Toppa also says that finding ways of "reconnecting to yourself" and "feeling your own strength and resilience" can also help.

"Connect to whatever gives you that life-force," Toppa adds. "Once you care for yourself, most people will be able to turn towards the meaningful relationships in their life again."

What The 'Touched Out' Phenomenon Says About Modern Motherhood

Ojo says moms often feel guilty for being "touched out" because they're told they're "they're supposed to love their children unconditionally."

"This is in complete contrast to the sometimes visceral negative emotions a mother may feel towards a child," she says. "Two things — feeling touched out and being a loving parent — can co exist."

Moms are more likely to feel touched out because they are still doing the majority of the childcare and housework, despite a historic number of moms also working outside the home.

Feeling "touched out" is also associated with a loss of bodily autonomy and brings up questions and issues surrounding consent, Toppa says.

"When you're pregnant, you experience this other being inside of you and the feeling that your body is not entirely yours," Toppa says."Then your child grows, becomes a baby then a toddler, and you're being touched and touched not always with your consent and not always in a welcomed way.

"There's a lot of emotional ramifications for that," she adds.

Amanda Montei, mom of two and author of "Touched Out: Motherhood, Misogyny, Consent and Control," says those emotional ramifications are "directly tied to the way in which, culturally and politically, we see motherhood as tied to self-sacrifice and erasure of identity."

"There are accusations that if you show up as a full person ... you are narcissistic or selfish," Montei says. "And there's this burden on women to fix this feeling rather than see it as a social, political and economic issue (and) a symptom of a broader maternal mental health crisis."

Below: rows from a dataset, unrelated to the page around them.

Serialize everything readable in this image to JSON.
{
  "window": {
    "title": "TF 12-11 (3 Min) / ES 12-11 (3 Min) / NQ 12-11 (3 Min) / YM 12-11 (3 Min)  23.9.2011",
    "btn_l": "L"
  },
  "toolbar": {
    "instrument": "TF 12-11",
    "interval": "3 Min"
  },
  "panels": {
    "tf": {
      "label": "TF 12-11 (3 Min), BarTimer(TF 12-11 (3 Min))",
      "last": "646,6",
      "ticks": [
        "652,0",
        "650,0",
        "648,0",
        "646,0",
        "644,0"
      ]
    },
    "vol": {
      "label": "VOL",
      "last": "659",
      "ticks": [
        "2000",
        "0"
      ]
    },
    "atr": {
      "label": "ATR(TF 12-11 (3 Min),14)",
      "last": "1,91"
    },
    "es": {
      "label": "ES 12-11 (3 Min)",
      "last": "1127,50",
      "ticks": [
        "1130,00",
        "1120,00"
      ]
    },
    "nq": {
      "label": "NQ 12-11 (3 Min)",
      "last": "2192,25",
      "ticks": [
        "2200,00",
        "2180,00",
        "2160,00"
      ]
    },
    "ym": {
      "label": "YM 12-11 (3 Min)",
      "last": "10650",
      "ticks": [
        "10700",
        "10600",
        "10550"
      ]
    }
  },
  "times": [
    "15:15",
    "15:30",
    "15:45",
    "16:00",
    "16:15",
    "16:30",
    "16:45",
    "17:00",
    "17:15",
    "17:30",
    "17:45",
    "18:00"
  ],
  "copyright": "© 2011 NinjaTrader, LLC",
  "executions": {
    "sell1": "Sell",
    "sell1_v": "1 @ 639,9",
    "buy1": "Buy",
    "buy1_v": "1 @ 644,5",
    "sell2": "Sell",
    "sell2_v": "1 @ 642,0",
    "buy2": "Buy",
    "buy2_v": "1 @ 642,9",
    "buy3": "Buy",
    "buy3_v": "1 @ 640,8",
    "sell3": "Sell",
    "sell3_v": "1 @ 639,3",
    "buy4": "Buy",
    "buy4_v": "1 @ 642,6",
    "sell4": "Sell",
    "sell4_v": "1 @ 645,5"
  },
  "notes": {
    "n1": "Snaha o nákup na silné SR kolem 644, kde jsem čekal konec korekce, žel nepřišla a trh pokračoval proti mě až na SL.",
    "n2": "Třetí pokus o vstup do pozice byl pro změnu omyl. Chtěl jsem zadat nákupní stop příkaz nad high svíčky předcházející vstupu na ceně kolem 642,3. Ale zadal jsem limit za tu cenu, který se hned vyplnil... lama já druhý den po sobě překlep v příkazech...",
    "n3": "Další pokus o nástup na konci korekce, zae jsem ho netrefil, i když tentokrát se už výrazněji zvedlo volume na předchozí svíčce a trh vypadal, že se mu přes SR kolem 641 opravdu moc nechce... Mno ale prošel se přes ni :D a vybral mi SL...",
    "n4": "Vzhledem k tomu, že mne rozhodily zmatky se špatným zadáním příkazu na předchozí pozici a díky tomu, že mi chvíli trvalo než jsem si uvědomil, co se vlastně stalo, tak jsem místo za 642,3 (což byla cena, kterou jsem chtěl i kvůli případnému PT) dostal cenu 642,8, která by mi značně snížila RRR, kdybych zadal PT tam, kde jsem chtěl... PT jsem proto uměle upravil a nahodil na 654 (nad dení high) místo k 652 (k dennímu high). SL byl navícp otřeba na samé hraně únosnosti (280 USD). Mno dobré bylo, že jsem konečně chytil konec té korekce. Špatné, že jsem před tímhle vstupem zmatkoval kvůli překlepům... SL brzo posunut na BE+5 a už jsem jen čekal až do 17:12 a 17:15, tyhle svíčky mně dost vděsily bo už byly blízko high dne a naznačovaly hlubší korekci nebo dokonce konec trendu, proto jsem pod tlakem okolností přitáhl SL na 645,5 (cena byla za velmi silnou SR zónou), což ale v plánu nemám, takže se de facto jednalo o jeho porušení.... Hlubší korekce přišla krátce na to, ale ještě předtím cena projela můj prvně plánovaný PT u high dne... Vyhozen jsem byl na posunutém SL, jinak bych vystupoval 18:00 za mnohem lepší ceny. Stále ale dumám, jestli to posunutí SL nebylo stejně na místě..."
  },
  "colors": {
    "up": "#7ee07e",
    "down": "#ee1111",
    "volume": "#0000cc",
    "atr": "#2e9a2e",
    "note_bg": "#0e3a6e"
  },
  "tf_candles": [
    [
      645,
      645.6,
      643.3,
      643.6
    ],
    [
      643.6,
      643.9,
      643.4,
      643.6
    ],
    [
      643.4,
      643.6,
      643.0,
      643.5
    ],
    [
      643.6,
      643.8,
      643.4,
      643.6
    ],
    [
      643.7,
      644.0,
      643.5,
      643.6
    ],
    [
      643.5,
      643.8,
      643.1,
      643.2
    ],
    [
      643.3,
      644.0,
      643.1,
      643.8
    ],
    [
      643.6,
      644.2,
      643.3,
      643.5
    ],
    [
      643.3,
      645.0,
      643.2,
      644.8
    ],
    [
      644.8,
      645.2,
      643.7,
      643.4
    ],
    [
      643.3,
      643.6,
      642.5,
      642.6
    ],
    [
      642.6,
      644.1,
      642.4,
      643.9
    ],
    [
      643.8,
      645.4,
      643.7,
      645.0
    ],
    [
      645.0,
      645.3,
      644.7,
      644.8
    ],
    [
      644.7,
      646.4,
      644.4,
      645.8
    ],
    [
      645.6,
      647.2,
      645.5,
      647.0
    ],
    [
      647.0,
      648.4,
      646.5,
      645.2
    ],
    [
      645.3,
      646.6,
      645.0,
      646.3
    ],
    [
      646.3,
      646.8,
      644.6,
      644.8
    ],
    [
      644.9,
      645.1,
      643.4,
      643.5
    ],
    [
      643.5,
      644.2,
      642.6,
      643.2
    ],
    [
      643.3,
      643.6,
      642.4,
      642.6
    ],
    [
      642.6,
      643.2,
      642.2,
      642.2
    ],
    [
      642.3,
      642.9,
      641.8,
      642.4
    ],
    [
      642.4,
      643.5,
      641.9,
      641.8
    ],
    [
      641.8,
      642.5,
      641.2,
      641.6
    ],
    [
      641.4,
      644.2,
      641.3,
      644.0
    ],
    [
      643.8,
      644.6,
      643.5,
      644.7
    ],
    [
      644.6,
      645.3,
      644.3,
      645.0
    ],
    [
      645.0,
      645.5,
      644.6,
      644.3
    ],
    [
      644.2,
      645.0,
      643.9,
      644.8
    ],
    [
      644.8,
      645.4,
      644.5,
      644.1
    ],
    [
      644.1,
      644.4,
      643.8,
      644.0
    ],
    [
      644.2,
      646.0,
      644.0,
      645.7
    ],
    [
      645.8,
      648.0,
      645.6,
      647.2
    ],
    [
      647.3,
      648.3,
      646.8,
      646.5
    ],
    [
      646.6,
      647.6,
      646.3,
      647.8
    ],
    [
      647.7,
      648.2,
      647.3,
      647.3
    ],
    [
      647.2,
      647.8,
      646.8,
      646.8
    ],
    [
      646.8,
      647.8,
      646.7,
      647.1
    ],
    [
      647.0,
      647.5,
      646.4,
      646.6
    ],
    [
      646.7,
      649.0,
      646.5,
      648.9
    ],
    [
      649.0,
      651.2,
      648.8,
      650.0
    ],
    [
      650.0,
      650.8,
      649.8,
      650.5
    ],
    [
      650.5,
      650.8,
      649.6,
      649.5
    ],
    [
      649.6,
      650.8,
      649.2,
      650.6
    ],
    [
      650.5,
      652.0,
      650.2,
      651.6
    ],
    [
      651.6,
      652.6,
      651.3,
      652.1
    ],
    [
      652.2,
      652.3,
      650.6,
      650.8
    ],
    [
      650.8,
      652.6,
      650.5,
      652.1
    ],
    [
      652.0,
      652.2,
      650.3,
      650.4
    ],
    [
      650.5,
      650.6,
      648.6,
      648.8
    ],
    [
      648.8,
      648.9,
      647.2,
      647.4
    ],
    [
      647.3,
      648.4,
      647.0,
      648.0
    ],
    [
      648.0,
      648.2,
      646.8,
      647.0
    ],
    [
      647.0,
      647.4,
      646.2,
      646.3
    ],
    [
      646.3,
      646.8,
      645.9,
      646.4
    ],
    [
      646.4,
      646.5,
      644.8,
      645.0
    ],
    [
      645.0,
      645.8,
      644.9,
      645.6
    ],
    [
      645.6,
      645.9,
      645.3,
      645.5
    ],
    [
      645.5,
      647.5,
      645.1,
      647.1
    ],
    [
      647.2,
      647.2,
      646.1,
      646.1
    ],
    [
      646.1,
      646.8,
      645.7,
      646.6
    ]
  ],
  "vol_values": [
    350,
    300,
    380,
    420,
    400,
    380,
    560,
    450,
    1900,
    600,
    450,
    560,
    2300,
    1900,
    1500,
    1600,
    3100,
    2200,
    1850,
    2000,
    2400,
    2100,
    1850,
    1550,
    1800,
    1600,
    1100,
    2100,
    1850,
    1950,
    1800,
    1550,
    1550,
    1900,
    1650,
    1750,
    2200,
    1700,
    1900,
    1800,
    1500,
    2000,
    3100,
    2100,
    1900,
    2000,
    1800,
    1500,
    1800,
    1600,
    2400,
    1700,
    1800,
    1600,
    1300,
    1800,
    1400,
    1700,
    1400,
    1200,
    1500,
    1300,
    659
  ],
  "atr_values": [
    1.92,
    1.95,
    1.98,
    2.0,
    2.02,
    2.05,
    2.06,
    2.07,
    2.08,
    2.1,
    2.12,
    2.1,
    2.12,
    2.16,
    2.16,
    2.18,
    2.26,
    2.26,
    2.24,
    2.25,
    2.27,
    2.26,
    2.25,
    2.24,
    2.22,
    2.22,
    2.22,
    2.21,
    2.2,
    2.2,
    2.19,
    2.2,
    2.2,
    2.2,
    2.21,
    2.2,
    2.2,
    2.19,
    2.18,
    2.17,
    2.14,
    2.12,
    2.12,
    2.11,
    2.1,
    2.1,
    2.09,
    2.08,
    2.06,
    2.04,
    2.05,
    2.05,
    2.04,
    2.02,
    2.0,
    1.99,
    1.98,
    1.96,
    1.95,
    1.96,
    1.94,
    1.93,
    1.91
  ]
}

In 2012, a federally funded National Maternal Mental Health Hotline was established in response to a rise in maternal mental health issues. In one year, the hotline received more than 12,000 calls and texts, according to data first shared with NBC News.

Toppa says the stigma associated with feeling touched out is why more moms should talk openly about this phenomenon.

"It's part of how we heal from being touched out," she says.